El profesor Albertstein estaba muy orgulloso de su invento. Tras años de investigación y experimentación había conseguido construir el primer robot inteligente del planeta. Lo hasta entonces había sido solo ciencia ficción se había convertido en realidad. Por fin, una máquina inteligente podría ayudar a solucionar los graves problemas que amenazaban el planeta y a la humanidad.
Filipo Tropencis, su ayudante, había estado a su lado durante todo el proceso. Había sido emocionante asistir al nacimiento de tan maravilloso invento. Pero Filipo Tropencis estaba disgustado. Muchos de los fallos habían sido resuelto por él y muchos los avances habían sido fruto de sus ideas y de su trabajo. Pero su nombre no aparecía por ningún sitio. Las noticias no hablaban de él y todo el mérito se lo atribuían al profesor Albertstein.
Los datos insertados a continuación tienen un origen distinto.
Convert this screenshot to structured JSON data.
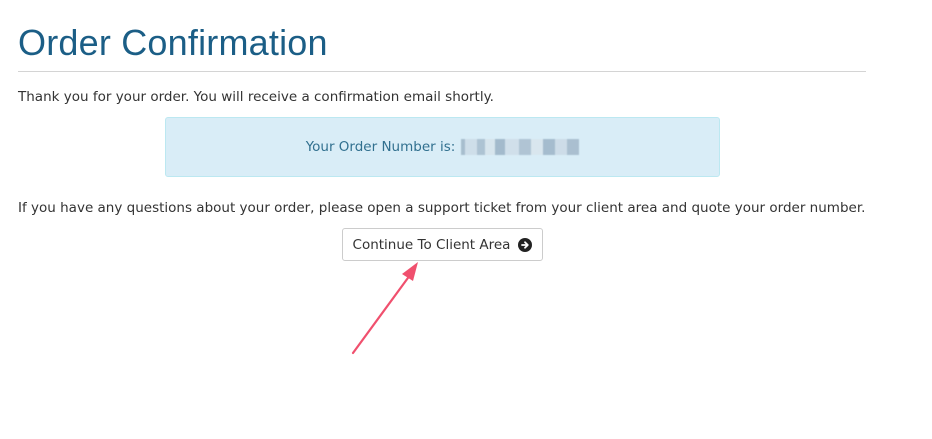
{
  "page": {
    "title": "Order Confirmation",
    "thank_you_text": "Thank you for your order. You will receive a confirmation email shortly.",
    "order_alert": {
      "label": "Your Order Number is:"
    },
    "questions_text": "If you have any questions about your order, please open a support ticket from your client area and quote your order number.",
    "continue_button": {
      "label": "Continue To Client Area",
      "icon": "arrow-circle-right-icon"
    }
  },
  "colors": {
    "title": "#1b5e86",
    "alert_bg": "#d9edf7",
    "alert_text": "#31708f",
    "annotation_arrow": "#f0506e"
  }
}
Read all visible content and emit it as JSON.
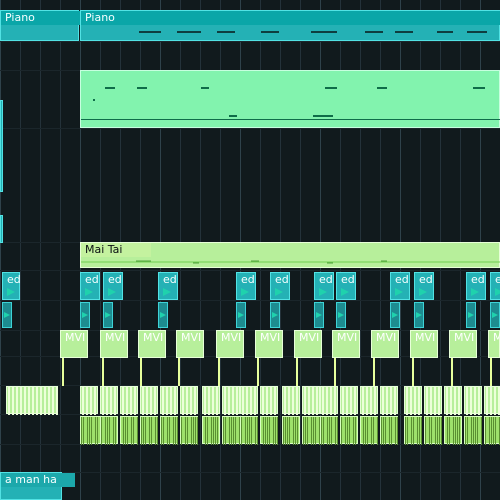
{
  "colors": {
    "background": "#111a1d",
    "track_piano": "#24b1b5",
    "track_mint": "#6fe8a7",
    "track_lime": "#b7ef9b",
    "track_green": "#9ee16b",
    "grid": "#2f424b"
  },
  "tracks": {
    "piano_left_label": "Piano",
    "piano_right_label": "Piano",
    "mai_tai_label": "Mai Tai",
    "ed_label": "ed",
    "mvi_label": "MVI",
    "bottom_label": "a man ha"
  },
  "icons": {
    "play": "play-icon",
    "arrow": "arrow-icon"
  }
}
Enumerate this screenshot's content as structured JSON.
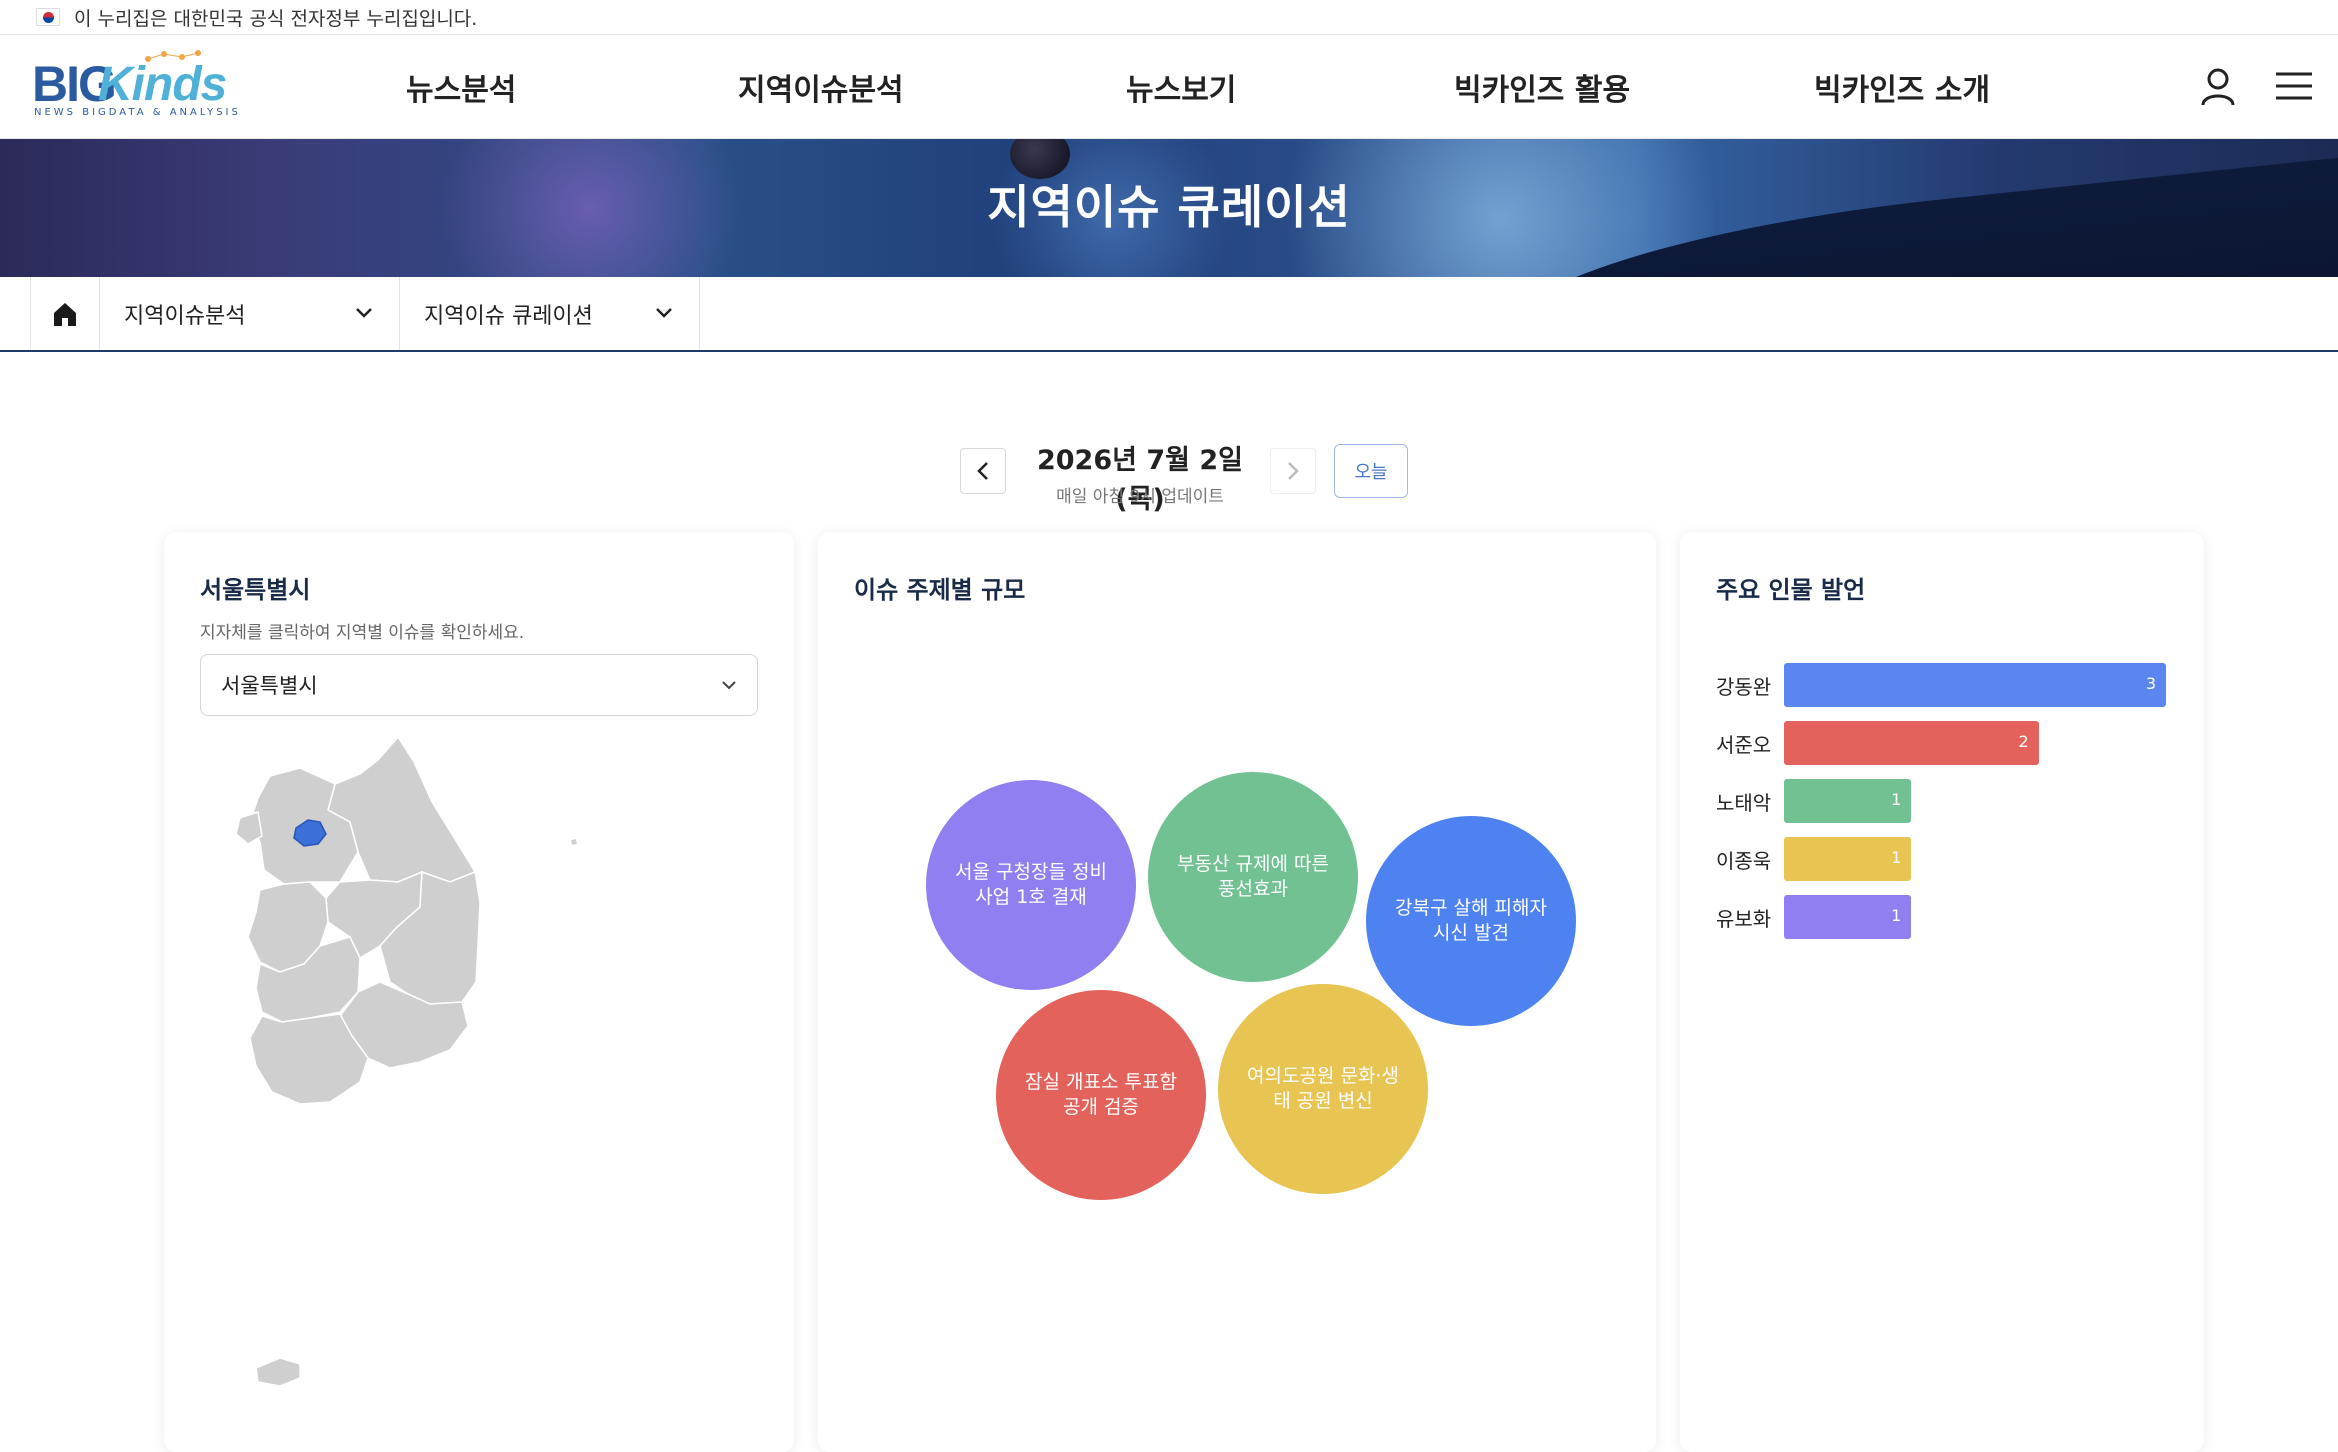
{
  "gov_banner": {
    "text": "이 누리집은 대한민국 공식 전자정부 누리집입니다."
  },
  "logo": {
    "main": "BIG",
    "accent": "Kinds",
    "sub": "NEWS BIGDATA & ANALYSIS"
  },
  "nav": {
    "items": [
      "뉴스분석",
      "지역이슈분석",
      "뉴스보기",
      "빅카인즈 활용",
      "빅카인즈 소개"
    ]
  },
  "hero": {
    "title": "지역이슈 큐레이션"
  },
  "breadcrumb": {
    "level1": "지역이슈분석",
    "level2": "지역이슈 큐레이션"
  },
  "date_nav": {
    "date": "2026년 7월 2일 (목)",
    "note": "매일 아침 9시 업데이트",
    "today_label": "오늘"
  },
  "region_card": {
    "title": "서울특별시",
    "hint": "지자체를 클릭하여 지역별 이슈를 확인하세요.",
    "selected_region": "서울특별시"
  },
  "issue_card": {
    "title": "이슈 주제별 규모",
    "bubbles": [
      {
        "label": "서울 구청장들 정비 사업 1호 결재",
        "color": "#8f7ff0"
      },
      {
        "label": "부동산 규제에 따른 풍선효과",
        "color": "#71c193"
      },
      {
        "label": "강북구 살해 피해자 시신 발견",
        "color": "#4f82f1"
      },
      {
        "label": "잠실 개표소 투표함 공개 검증",
        "color": "#e3635c"
      },
      {
        "label": "여의도공원 문화·생태 공원 변신",
        "color": "#e8c453"
      }
    ]
  },
  "quote_card": {
    "title": "주요 인물 발언",
    "people": [
      {
        "name": "강동완",
        "count": 3,
        "color": "#5b86f0"
      },
      {
        "name": "서준오",
        "count": 2,
        "color": "#e3635c"
      },
      {
        "name": "노태악",
        "count": 1,
        "color": "#71c193"
      },
      {
        "name": "이종욱",
        "count": 1,
        "color": "#e8c453"
      },
      {
        "name": "유보화",
        "count": 1,
        "color": "#8f7ff0"
      }
    ]
  },
  "colors": {
    "brand": "#2c5aa0",
    "accent": "#4fb0d8",
    "highlight": "#3d6fd8",
    "map_gray": "#cfcfcf"
  }
}
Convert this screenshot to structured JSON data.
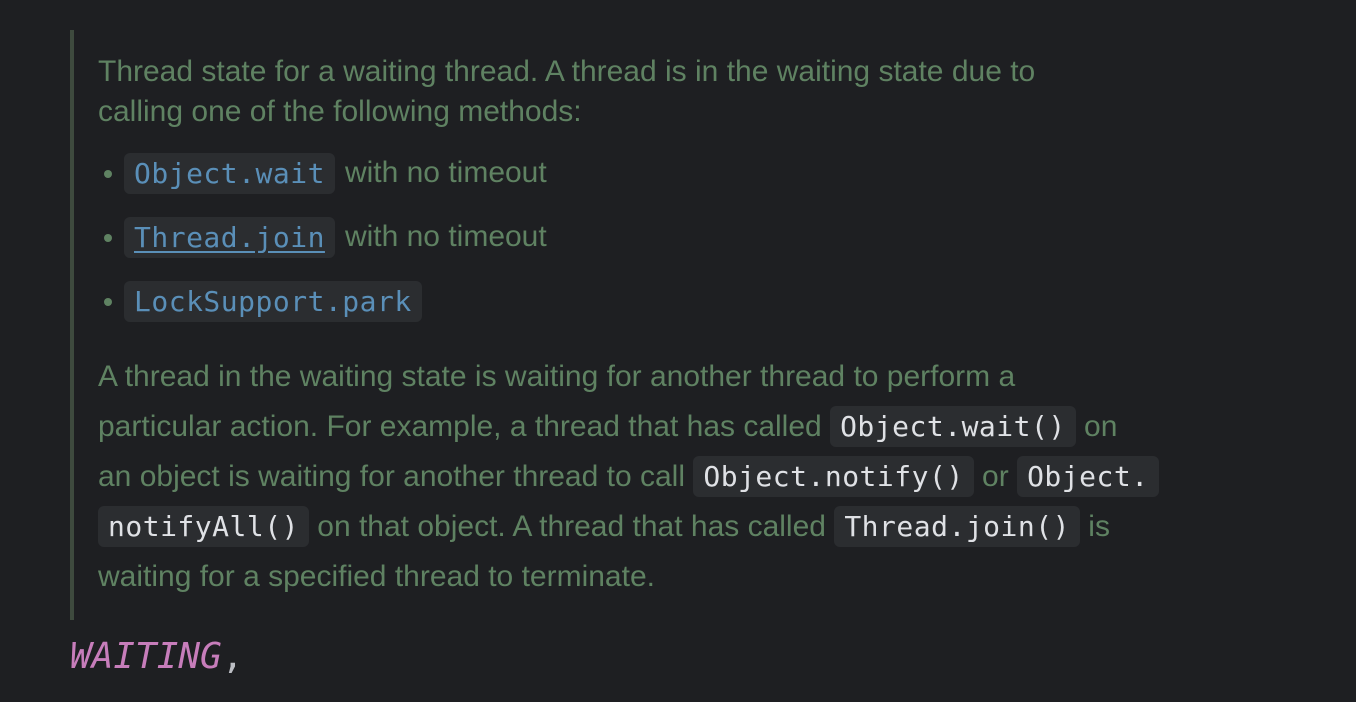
{
  "doc": {
    "intro_line1": "Thread state for a waiting thread. A thread is in the waiting state due to",
    "intro_line2": "calling one of the following methods:",
    "methods": [
      {
        "code": "Object.wait",
        "suffix": "with no timeout"
      },
      {
        "code": "Thread.join",
        "suffix": "with no timeout"
      },
      {
        "code": "LockSupport.park",
        "suffix": ""
      }
    ],
    "para": {
      "l1": "A thread in the waiting state is waiting for another thread to perform a",
      "l2_a": "particular action. For example, a thread that has called ",
      "l2_code": "Object.wait()",
      "l2_b": " on",
      "l3_a": "an object is waiting for another thread to call ",
      "l3_code1": "Object.notify()",
      "l3_b": " or ",
      "l3_code2": "Object.",
      "l4_code1": "notifyAll()",
      "l4_a": " on that object. A thread that has called ",
      "l4_code2": "Thread.join()",
      "l4_b": " is",
      "l5": "waiting for a specified thread to terminate."
    }
  },
  "code": {
    "enum_name": "WAITING",
    "comma": ","
  },
  "colors": {
    "background": "#1e1f22",
    "doc_text": "#5f8262",
    "link": "#5a8fb8",
    "enum": "#c77dbb"
  }
}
-Todo el mundo sabe que sin ti yo no hubiera podido acabar este invento, Filipo -le decía el profesor Albertstein-. Y sabes que compartiré las ganancias contigo, como te prometí.
Pero a Filipo el dinero le importaba poco. Él quería reconocimiento y fama. Él quería gloria, pasar a la historia. Y eso no iba a ser posible mientras el profesor Albertstein fuera el único reconocido por todos. Así que ideó un plan.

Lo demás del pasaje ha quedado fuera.